UVA participated in demonstrating the effectiveness of remdesivir for treatment of COVID-19. In addition, outpatient clinical trials in UVA’s COVID-19 Clinic showed that anti-Spike monoclonal antibodies given subcutaneously could protect people who did not respond to the vaccine. An infectious disease fellow designed a Phase II clinical trial of the allergy drug dupilumab, demonstrating its potential as an effective treatment of COVID-19.
The Manning Foundation and the Ivy Foundation played essential roles in this research response.
There was also a major and ongoing public education effort both in the national media and in local news outlets. We thank the many UVA researchers that contributed to these efforts.
UVA Scientists Publish Groundbreaking Research
Research by UVA neuroscientists Meghan Puglia, PhD, and Kevin Pelphrey, PhD, was spotlighted in the June 2022 issue of National Geographic. A photograph of an infant whose arm is being brushed by Puglia points to the researchers’ experiments exploring links between the response of nerve fibers and autism or other developmental differences.
For The 16th Time, UVA Named a Top Research Center
The University of Virginia in April 2022 was named a “Top Ten Center of Biomedical Research” by the Hartwell Foundation, an award it has received 16 years in a row.

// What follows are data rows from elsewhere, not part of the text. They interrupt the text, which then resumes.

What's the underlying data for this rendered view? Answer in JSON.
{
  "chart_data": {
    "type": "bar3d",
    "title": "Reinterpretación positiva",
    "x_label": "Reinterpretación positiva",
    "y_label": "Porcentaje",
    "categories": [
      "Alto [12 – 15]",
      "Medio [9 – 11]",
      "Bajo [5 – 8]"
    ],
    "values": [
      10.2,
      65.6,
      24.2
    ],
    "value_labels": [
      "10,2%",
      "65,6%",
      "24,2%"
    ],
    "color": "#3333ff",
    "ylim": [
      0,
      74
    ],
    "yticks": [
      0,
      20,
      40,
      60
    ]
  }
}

UVA physician-scientist Shannon Moonah, MD, ScM, was named a 2021 Hartwell Individual Biomedical Research Award for his research on C. difficile infection.
Pioneering a new way to treat chronic pain
Jeff Elias, MD, Mark Quigg, MD, Patrick Finan, PhD, and Chang-Chia “Jeff” Liu, PhD, are pioneering a new way to treat chronic pain unresponsive to medication. Their innovative approach will receive more than $5 million from the National Institutes of Health to fund a clinical trial to develop brain stimulation for severe pain conditions.
Many UVA Researchers Awarded Large Grants
Charles Farber, PhD
Received a $3.8 million NIH grant for a project entitled “Systems Genetics of Bone Regeneration.”
Jie Sun, PhD
Studies influenza infection with the support of a $7.8 million grant from the NIH Institute of Allergy & Infectious Diseases.
James Stone, MD, PhD
Was awarded an $8 million grant from the Department of Defense to explore how to better prevent traumatic brain injury in military personnel exposed to blast shock waves.
Huiwang Ai, PhD
Received two grants totaling $5.3 million from the NIH for developing novel molecular biosensors and imaging methods to study Alzheimer’s disease and sound processing/hearing disorders.